I looked out my window searching for some sign, or answer, when I caught a glimpse of the setting sun through layers of clouds. It looked exceptionally vibrant, but only slivers of it reached my eyes. I craned my neck, desperate for a clearer view, but the plane kept moving, and the clouds never parted enough to give me the whole picture. Soon, we were enveloped by the night, and my heart sank with the sun. It felt like the universe itself was rubbing salt into an undressed wound. I just wanted some light. Some warmth. Some hope.

Suddenly, I sensed movement in the aisle next to me and turned to see my mother shuffling into the empty seat in my row. “What’s up?” I asked, my voice a little sharper than I intended. “Nothing,” she replied, settling in beside me. “I just thought you might not want to be alone.”

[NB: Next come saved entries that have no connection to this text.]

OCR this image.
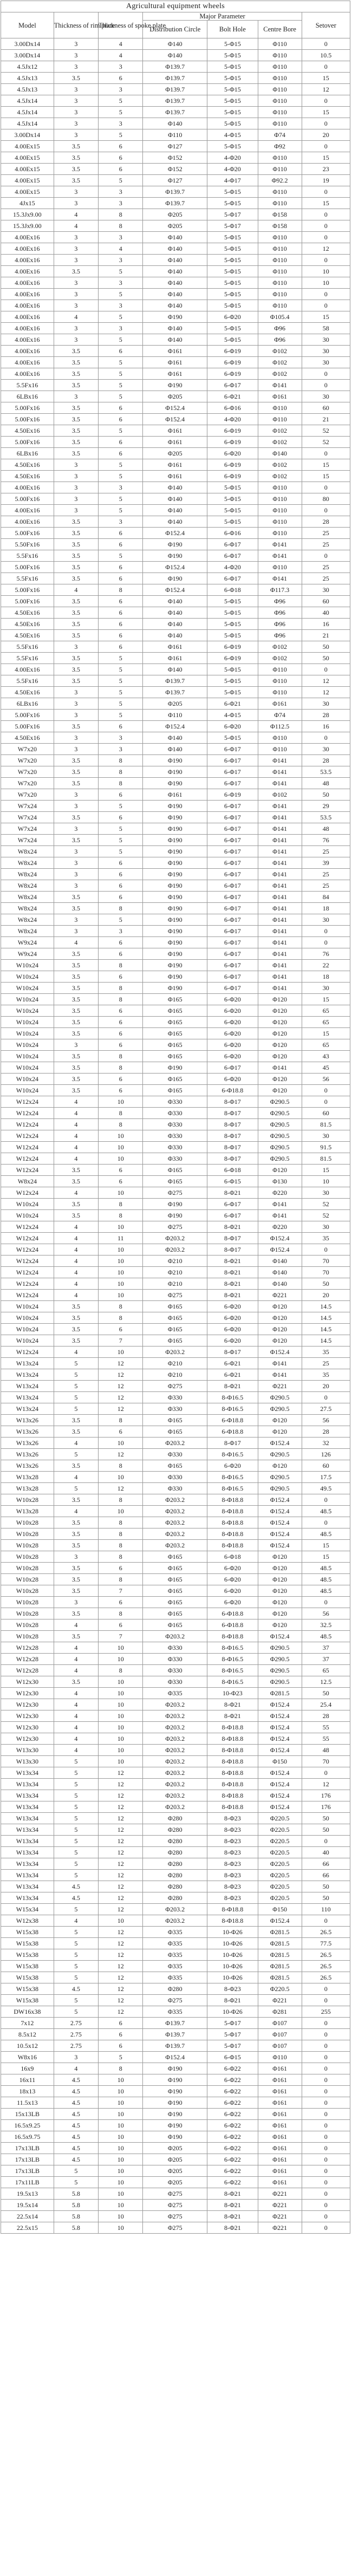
Agricultural equipment wheels						
Model	Thickness of rim plate	Thickness of spoke plate	Major Parameter			Setover
			Distribution Circle	Bolt Hole	Centre Bore	
3.00Dx14	3	4	Φ140	5-Φ15	Φ110	0
3.00Dx14	3	4	Φ140	5-Φ15	Φ110	10.5
4.5Jx12	3	3	Φ139.7	5-Φ15	Φ110	0
4.5Jx13	3.5	6	Φ139.7	5-Φ15	Φ110	15
4.5Jx13	3	3	Φ139.7	5-Φ15	Φ110	12
4.5Jx14	3	5	Φ139.7	5-Φ15	Φ110	0
4.5Jx14	3	5	Φ139.7	5-Φ15	Φ110	15
4.5Jx14	3	3	Φ140	5-Φ15	Φ110	0
3.00Dx14	3	5	Φ110	4-Φ15	Φ74	20
4.00Ex15	3.5	6	Φ127	5-Φ15	Φ92	0
4.00Ex15	3.5	6	Φ152	4-Φ20	Φ110	15
4.00Ex15	3.5	6	Φ152	4-Φ20	Φ110	23
4.00Ex15	3.5	5	Φ127	4-Φ17	Φ92.2	19
4.00Ex15	3	3	Φ139.7	5-Φ15	Φ110	0
4Jx15	3	3	Φ139.7	5-Φ15	Φ110	15
15.3Jx9.00	4	8	Φ205	5-Φ17	Φ158	0
15.3Jx9.00	4	8	Φ205	5-Φ17	Φ158	0
4.00Ex16	3	3	Φ140	5-Φ15	Φ110	0
4.00Ex16	3	4	Φ140	5-Φ15	Φ110	12
4.00Ex16	3	3	Φ140	5-Φ15	Φ110	0
4.00Ex16	3.5	5	Φ140	5-Φ15	Φ110	10
4.00Ex16	3	3	Φ140	5-Φ15	Φ110	10
4.00Ex16	3	5	Φ140	5-Φ15	Φ110	0
4.00Ex16	3	3	Φ140	5-Φ15	Φ110	0
4.00Ex16	4	5	Φ190	6-Φ20	Φ105.4	15
4.00Ex16	3	3	Φ140	5-Φ15	Φ96	58
4.00Ex16	3	5	Φ140	5-Φ15	Φ96	30
4.00Ex16	3.5	6	Φ161	6-Φ19	Φ102	30
4.00Ex16	3.5	5	Φ161	6-Φ19	Φ102	30
4.00Ex16	3.5	5	Φ161	6-Φ19	Φ102	0
5.5Fx16	3.5	5	Φ190	6-Φ17	Φ141	0
6LBx16	3	5	Φ205	6-Φ21	Φ161	30
5.00Fx16	3.5	6	Φ152.4	6-Φ16	Φ110	60
5.00Fx16	3.5	6	Φ152.4	4-Φ20	Φ110	21
4.50Ex16	3.5	5	Φ161	6-Φ19	Φ102	52
5.00Fx16	3.5	6	Φ161	6-Φ19	Φ102	52
6LBx16	3.5	6	Φ205	6-Φ20	Φ140	0
4.50Ex16	3	5	Φ161	6-Φ19	Φ102	15
4.50Ex16	3	5	Φ161	6-Φ19	Φ102	15
4.00Ex16	3	3	Φ140	5-Φ15	Φ110	0
5.00Fx16	3	5	Φ140	5-Φ15	Φ110	80
4.00Ex16	3	5	Φ140	5-Φ15	Φ110	0
4.00Ex16	3.5	3	Φ140	5-Φ15	Φ110	28
5.00Fx16	3.5	6	Φ152.4	6-Φ16	Φ110	25
5.50Fx16	3.5	6	Φ190	6-Φ17	Φ141	25
5.5Fx16	3.5	5	Φ190	6-Φ17	Φ141	0
5.00Fx16	3.5	6	Φ152.4	4-Φ20	Φ110	25
5.5Fx16	3.5	6	Φ190	6-Φ17	Φ141	25
5.00Fx16	4	8	Φ152.4	6-Φ18	Φ117.3	30
5.00Fx16	3.5	6	Φ140	5-Φ15	Φ96	60
4.50Ex16	3.5	6	Φ140	5-Φ15	Φ96	40
4.50Ex16	3.5	6	Φ140	5-Φ15	Φ96	16
4.50Ex16	3.5	6	Φ140	5-Φ15	Φ96	21
5.5Fx16	3	6	Φ161	6-Φ19	Φ102	50
5.5Fx16	3.5	5	Φ161	6-Φ19	Φ102	50
4.00Ex16	3.5	5	Φ140	5-Φ15	Φ110	0
5.5Fx16	3.5	5	Φ139.7	5-Φ15	Φ110	12
4.50Ex16	3	5	Φ139.7	5-Φ15	Φ110	12
6LBx16	3	5	Φ205	6-Φ21	Φ161	30
5.00Fx16	3	5	Φ110	4-Φ15	Φ74	28
5.00Fx16	3.5	6	Φ152.4	6-Φ20	Φ112.5	16
4.50Ex16	3	3	Φ140	5-Φ15	Φ110	0
W7x20	3	3	Φ140	6-Φ17	Φ110	30
W7x20	3.5	8	Φ190	6-Φ17	Φ141	28
W7x20	3.5	8	Φ190	6-Φ17	Φ141	53.5
W7x20	3.5	8	Φ190	6-Φ17	Φ141	48
W7x20	3	6	Φ161	6-Φ19	Φ102	50
W7x24	3	5	Φ190	6-Φ17	Φ141	29
W7x24	3.5	6	Φ190	6-Φ17	Φ141	53.5
W7x24	3	5	Φ190	6-Φ17	Φ141	48
W7x24	3.5	5	Φ190	6-Φ17	Φ141	76
W8x24	3	5	Φ190	6-Φ17	Φ141	25
W8x24	3	6	Φ190	6-Φ17	Φ141	39
W8x24	3	6	Φ190	6-Φ17	Φ141	25
W8x24	3	6	Φ190	6-Φ17	Φ141	25
W8x24	3.5	6	Φ190	6-Φ17	Φ141	84
W8x24	3.5	8	Φ190	6-Φ17	Φ141	18
W8x24	3	5	Φ190	6-Φ17	Φ141	30
W8x24	3	3	Φ190	6-Φ17	Φ141	0
W9x24	4	6	Φ190	6-Φ17	Φ141	0
W9x24	3.5	6	Φ190	6-Φ17	Φ141	76
W10x24	3.5	8	Φ190	6-Φ17	Φ141	22
W10x24	3.5	6	Φ190	6-Φ17	Φ141	18
W10x24	3.5	8	Φ190	6-Φ17	Φ141	30
W10x24	3.5	8	Φ165	6-Φ20	Φ120	15
W10x24	3.5	6	Φ165	6-Φ20	Φ120	65
W10x24	3.5	6	Φ165	6-Φ20	Φ120	65
W10x24	3.5	6	Φ165	6-Φ20	Φ120	15
W10x24	3	6	Φ165	6-Φ20	Φ120	65
W10x24	3.5	8	Φ165	6-Φ20	Φ120	43
W10x24	3.5	8	Φ190	6-Φ17	Φ141	45
W10x24	3.5	6	Φ165	6-Φ20	Φ120	56
W10x24	3.5	6	Φ165	6-Φ18.8	Φ120	0
W12x24	4	10	Φ330	8-Φ17	Φ290.5	0
W12x24	4	8	Φ330	8-Φ17	Φ290.5	60
W12x24	4	8	Φ330	8-Φ17	Φ290.5	81.5
W12x24	4	10	Φ330	8-Φ17	Φ290.5	30
W12x24	4	10	Φ330	8-Φ17	Φ290.5	91.5
W12x24	4	10	Φ330	8-Φ17	Φ290.5	81.5
W12x24	3.5	6	Φ165	6-Φ18	Φ120	15
W8x24	3.5	6	Φ165	6-Φ15	Φ130	10
W12x24	4	10	Φ275	8-Φ21	Φ220	30
W10x24	3.5	8	Φ190	6-Φ17	Φ141	52
W10x24	3.5	8	Φ190	6-Φ17	Φ141	52
W12x24	4	10	Φ275	8-Φ21	Φ220	30
W12x24	4	11	Φ203.2	8-Φ17	Φ152.4	35
W12x24	4	10	Φ203.2	8-Φ17	Φ152.4	0
W12x24	4	10	Φ210	8-Φ21	Φ140	70
W12x24	4	10	Φ210	8-Φ21	Φ140	70
W12x24	4	10	Φ210	8-Φ21	Φ140	50
W12x24	4	10	Φ275	8-Φ21	Φ221	20
W10x24	3.5	8	Φ165	6-Φ20	Φ120	14.5
W10x24	3.5	8	Φ165	6-Φ20	Φ120	14.5
W10x24	3.5	6	Φ165	6-Φ20	Φ120	14.5
W10x24	3.5	7	Φ165	6-Φ20	Φ120	14.5
W12x24	4	10	Φ203.2	8-Φ17	Φ152.4	35
W13x24	5	12	Φ210	6-Φ21	Φ141	25
W13x24	5	12	Φ210	6-Φ21	Φ141	35
W13x24	5	12	Φ275	8-Φ21	Φ221	20
W13x24	5	12	Φ330	8-Φ16.5	Φ290.5	0
W13x24	5	12	Φ330	8-Φ16.5	Φ290.5	27.5
W13x26	3.5	8	Φ165	6-Φ18.8	Φ120	56
W13x26	3.5	6	Φ165	6-Φ18.8	Φ120	28
W13x26	4	10	Φ203.2	8-Φ17	Φ152.4	32
W13x26	5	12	Φ330	8-Φ16.5	Φ290.5	126
W13x26	3.5	8	Φ165	6-Φ20	Φ120	60
W13x28	4	10	Φ330	8-Φ16.5	Φ290.5	17.5
W13x28	5	12	Φ330	8-Φ16.5	Φ290.5	49.5
W10x28	3.5	8	Φ203.2	8-Φ18.8	Φ152.4	0
W13x28	4	10	Φ203.2	8-Φ18.8	Φ152.4	48.5
W10x28	3.5	8	Φ203.2	8-Φ18.8	Φ152.4	0
W10x28	3.5	8	Φ203.2	8-Φ18.8	Φ152.4	48.5
W10x28	3.5	8	Φ203.2	8-Φ18.8	Φ152.4	15
W10x28	3	8	Φ165	6-Φ18	Φ120	15
W10x28	3.5	6	Φ165	6-Φ20	Φ120	48.5
W10x28	3.5	8	Φ165	6-Φ20	Φ120	48.5
W10x28	3.5	7	Φ165	6-Φ20	Φ120	48.5
W10x28	3	6	Φ165	6-Φ20	Φ120	0
W10x28	3.5	8	Φ165	6-Φ18.8	Φ120	56
W10x28	4	6	Φ165	6-Φ18.8	Φ120	32.5
W10x28	3.5	7	Φ203.2	8-Φ18.8	Φ152.4	48.5
W12x28	4	10	Φ330	8-Φ16.5	Φ290.5	37
W12x28	4	10	Φ330	8-Φ16.5	Φ290.5	37
W12x28	4	8	Φ330	8-Φ16.5	Φ290.5	65
W12x30	3.5	10	Φ330	8-Φ16.5	Φ290.5	12.5
W12x30	4	10	Φ335	10-Φ23	Φ281.5	50
W12x30	4	10	Φ203.2	8-Φ21	Φ152.4	25.4
W12x30	4	10	Φ203.2	8-Φ21	Φ152.4	28
W12x30	4	10	Φ203.2	8-Φ18.8	Φ152.4	55
W12x30	4	10	Φ203.2	8-Φ18.8	Φ152.4	55
W13x30	4	10	Φ203.2	8-Φ18.8	Φ152.4	48
W13x30	5	10	Φ203.2	8-Φ18.8	Φ150	70
W13x34	5	12	Φ203.2	8-Φ18.8	Φ152.4	0
W13x34	5	12	Φ203.2	8-Φ18.8	Φ152.4	12
W13x34	5	12	Φ203.2	8-Φ18.8	Φ152.4	176
W13x34	5	12	Φ203.2	8-Φ18.8	Φ152.4	176
W13x34	5	12	Φ280	8-Φ23	Φ220.5	50
W13x34	5	12	Φ280	8-Φ23	Φ220.5	50
W13x34	5	12	Φ280	8-Φ23	Φ220.5	0
W13x34	5	12	Φ280	8-Φ23	Φ220.5	40
W13x34	5	12	Φ280	8-Φ23	Φ220.5	66
W13x34	5	12	Φ280	8-Φ23	Φ220.5	66
W13x34	4.5	12	Φ280	8-Φ23	Φ220.5	50
W13x34	4.5	12	Φ280	8-Φ23	Φ220.5	50
W15x34	5	12	Φ203.2	8-Φ18.8	Φ150	110
W12x38	4	10	Φ203.2	8-Φ18.8	Φ152.4	0
W15x38	5	12	Φ335	10-Φ26	Φ281.5	26.5
W15x38	5	12	Φ335	10-Φ26	Φ281.5	77.5
W15x38	5	12	Φ335	10-Φ26	Φ281.5	26.5
W15x38	5	12	Φ335	10-Φ26	Φ281.5	26.5
W15x38	5	12	Φ335	10-Φ26	Φ281.5	26.5
W15x38	4.5	12	Φ280	8-Φ23	Φ220.5	0
W15x38	5	12	Φ275	8-Φ21	Φ221	0
DW16x38	5	12	Φ335	10-Φ26	Φ281	255
7x12	2.75	6	Φ139.7	5-Φ17	Φ107	0
8.5x12	2.75	6	Φ139.7	5-Φ17	Φ107	0
10.5x12	2.75	6	Φ139.7	5-Φ17	Φ107	0
W8x16	3	5	Φ152.4	6-Φ15	Φ110	0
16x9	4	8	Φ190	6-Φ22	Φ161	0
16x11	4.5	10	Φ190	6-Φ22	Φ161	0
18x13	4.5	10	Φ190	6-Φ22	Φ161	0
11.5x13	4.5	10	Φ190	6-Φ22	Φ161	0
15x13LB	4.5	10	Φ190	6-Φ22	Φ161	0
16.5x9.25	4.5	10	Φ190	6-Φ22	Φ161	0
16.5x9.75	4.5	10	Φ190	6-Φ22	Φ161	0
17x13LB	4.5	10	Φ205	6-Φ22	Φ161	0
17x13LB	4.5	10	Φ205	6-Φ22	Φ161	0
17x13LB	5	10	Φ205	6-Φ22	Φ161	0
17x11LB	5	10	Φ205	6-Φ22	Φ161	0
19.5x13	5.8	10	Φ275	8-Φ21	Φ221	0
19.5x14	5.8	10	Φ275	8-Φ21	Φ221	0
22.5x14	5.8	10	Φ275	8-Φ21	Φ221	0
22.5x15	5.8	10	Φ275	8-Φ21	Φ221	0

I definitely wanted to be alone. Bitter and miserable, I was reeling from a year of highs and mostly lows, searching for a place to land. After leaving the security of my full-time job to pursue self-employment, I had been trying to get my business off the ground, while dealing with the aftermath of an agonizing breakup, and treading water in an endless ocean of uncertainty. I had dismantled everything—broken it apart with the full hope of creating something meaningful, something lasting. To build a life I could be proud of, knowing I had taken the more difficult road to get there. But now, I felt more unstable than I had at 20, in a world colored with a new shade of grief.

What was it all even for?

As the plane hummed steadily through the evening, my mother and I sat together in silence, side by side. I wasn’t alone. I had family, friends, and treasured memories of those I love, and have lost, to hold onto. In time, I knew I would find my way through the smog of deep sadness and uncertainty, just as I had before. Eventually, I would regain the warmth that had been stolen from my body. If I dug deep enough, I could still find the spark that was always there—the tiny glimmer that kept me going, no matter what. The hopeful glow of survival. And after a while, that spark would ignite into something much brighter.